Hal tersebut mengemuka dalam kegiatan Bincang Literasi 2025 yang digelar di Oud En Nieuw (OEN), Jalan Mpu Tantular, Kota Semarang pada Sabtu (18/10).

Acara yang berlangsung hangat ini menghadirkan sejumlah narasumber, di antaranya Pendiri Sangkar Wiku Book Club Samuel Wattimena, jurnalis senior Kristin Samah, Ketua Umum Satupena Jawa Tengah Gunoto Saparie, dan Ketua Komunitas Diajeng Semarang Maya Dewi. Diskusi dipandu oleh Linda Mutiara Lumban Tobing.
Pada kesempatan tersebut, Sekretaris Umum Satupena Jawa Tengah Mohammad Agung Ridlo menyerahkan dua buku terbitan Satupena kepada Wattimena dan Kristin Samah. Sebelumnya, Ketua Bengkel Sastra Taman Maluku Sulis Bambang membacakan puisi berbahasa Jawa dialek Semarangan.

Samuel Wattimena dalam paparannya mengungkapkan bahwa buku-buku tentang Semarang masih belum memiliki narasi yang memikat.
Berdasarkan catatannya, terdapat 17 buku yang membahas Semarang dari berbagai aspek, mulai sejarah sosial-politik, ekonomi, memoar, arkeologi, arsitektur, hingga lingkungan.

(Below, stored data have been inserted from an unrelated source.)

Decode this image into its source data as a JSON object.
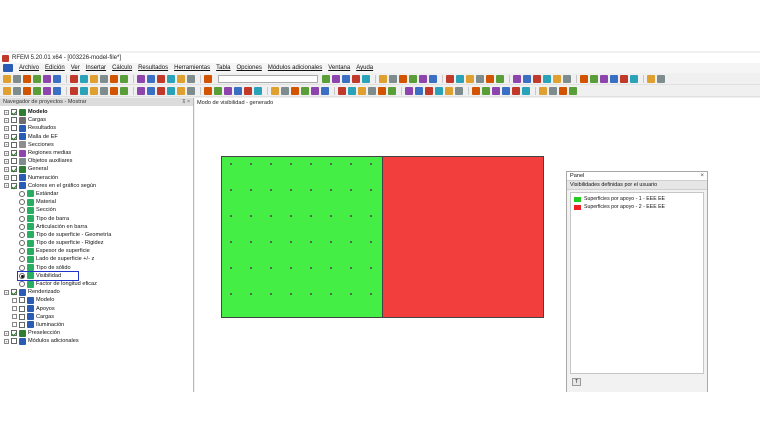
{
  "window": {
    "title": "RFEM 5.20.01 x64 - [003226-model-file*]"
  },
  "menu": {
    "items": [
      "Archivo",
      "Edición",
      "Ver",
      "Insertar",
      "Cálculo",
      "Resultados",
      "Herramientas",
      "Tabla",
      "Opciones",
      "Módulos adicionales",
      "Ventana",
      "Ayuda"
    ]
  },
  "navigator": {
    "title": "Navegador de proyectos - Mostrar",
    "pin_glyph": "⊼ ×",
    "tree": [
      {
        "label": "Modelo",
        "bold": true,
        "check": "checked",
        "icon_color": "#2e7d32"
      },
      {
        "label": "Cargas",
        "check": "unchecked",
        "icon_color": "#6d6d6d"
      },
      {
        "label": "Resultados",
        "check": "unchecked",
        "icon_color": "#2a5bb5"
      },
      {
        "label": "Malla de EF",
        "check": "checked",
        "icon_color": "#2a5bb5"
      },
      {
        "label": "Secciones",
        "check": "unchecked",
        "icon_color": "#8e8e8e"
      },
      {
        "label": "Regiones medias",
        "check": "checked",
        "icon_color": "#8e44ad"
      },
      {
        "label": "Objetos auxiliares",
        "check": "unchecked",
        "icon_color": "#7f8c8d"
      },
      {
        "label": "General",
        "check": "checked",
        "icon_color": "#2e7d32"
      },
      {
        "label": "Numeración",
        "check": "unchecked",
        "icon_color": "#2a5bb5"
      },
      {
        "label": "Colores en el gráfico según",
        "check": "checked",
        "icon_color": "#2a5bb5"
      },
      {
        "label": "Estándar",
        "radio": "off",
        "icon_color": "#27ae60"
      },
      {
        "label": "Material",
        "radio": "off",
        "icon_color": "#27ae60"
      },
      {
        "label": "Sección",
        "radio": "off",
        "icon_color": "#27ae60"
      },
      {
        "label": "Tipo de barra",
        "radio": "off",
        "icon_color": "#27ae60"
      },
      {
        "label": "Articulación en barra",
        "radio": "off",
        "icon_color": "#27ae60"
      },
      {
        "label": "Tipo de superficie - Geometría",
        "radio": "off",
        "icon_color": "#27ae60"
      },
      {
        "label": "Tipo de superficie - Rigidez",
        "radio": "off",
        "icon_color": "#27ae60"
      },
      {
        "label": "Espesor de superficie",
        "radio": "off",
        "icon_color": "#27ae60"
      },
      {
        "label": "Lado de superficie +/- z",
        "radio": "off",
        "icon_color": "#27ae60"
      },
      {
        "label": "Tipo de sólido",
        "radio": "off",
        "icon_color": "#27ae60"
      },
      {
        "label": "Visibilidad",
        "radio": "on",
        "icon_color": "#27ae60",
        "highlighted": true
      },
      {
        "label": "Factor de longitud eficaz",
        "radio": "off",
        "icon_color": "#27ae60"
      },
      {
        "label": "Renderizado",
        "check": "checked",
        "icon_color": "#2a5bb5"
      },
      {
        "label": "Modelo",
        "check": "unchecked",
        "icon_color": "#2a5bb5"
      },
      {
        "label": "Apoyos",
        "check": "unchecked",
        "icon_color": "#2a5bb5"
      },
      {
        "label": "Cargas",
        "check": "unchecked",
        "icon_color": "#2a5bb5"
      },
      {
        "label": "Iluminación",
        "check": "unchecked",
        "icon_color": "#2a5bb5"
      },
      {
        "label": "Preselección",
        "check": "checked",
        "icon_color": "#2e7d32"
      },
      {
        "label": "Módulos adicionales",
        "check": "unchecked",
        "icon_color": "#2a5bb5"
      }
    ]
  },
  "view": {
    "title": "Modo de visibilidad - generado",
    "surface_colors": [
      "#44ee44",
      "#f33e3e"
    ]
  },
  "panel": {
    "title": "Panel",
    "close_glyph": "×",
    "subtitle": "Visibilidades definidas por el usuario",
    "legend": [
      {
        "label": "Superficies por apoyo - 1 - EEE EE",
        "color": "#22cc22"
      },
      {
        "label": "Superficies por apoyo - 2 - EEE EE",
        "color": "#ee2222"
      }
    ],
    "button_glyph": "T"
  }
}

“Namun daya tariknya masih kurang kuat. Saya berterima kasih jika ada masukan atau tambahan referensi buku lain tentang Semarang di luar yang sudah tercatat,” ujarnya.
Sementara itu, Gunoto Saparie menyampaikan bahwa Satupena telah menerbitkan buku “Mereka yang Berjuang untuk Semarang”, sebuah antologi esai tentang tokoh-tokoh yang berjasa bagi kota ini. Selain itu, ada pula buku “Bencana dari Berbagai Perspektif” yang menyoroti isu tata ruang Kota Semarang.
“Satupena akan terus melanjutkan penulisan buku-buku tentang tokoh Semarang. Setelah jilid pertama, kami akan siapkan jilid kedua,” ungkapnya.
Ketua Komunitas Diajeng Semarang Maya Dewi turut menampilkan cerpen karyanya berjudul Kupu-Kupu Taman Bergota, yang mengangkat salah satu sudut Kota Semarang. Cerpen tersebut mendapat apresiasi dari Wakil Bendahara Satupena Jateng Sutji Harijanti karena dinilai informatif sekaligus menghibur.
Sementara itu, Kristin Samah menekankan pentingnya penulis lokal menemukan identitas kota melalui karya mereka.
“Semarang punya banyak potensi—dari sejarah, kuliner, budaya, hingga warna lokal—yang bisa digali menjadi kekayaan tulisan,” ujarnya.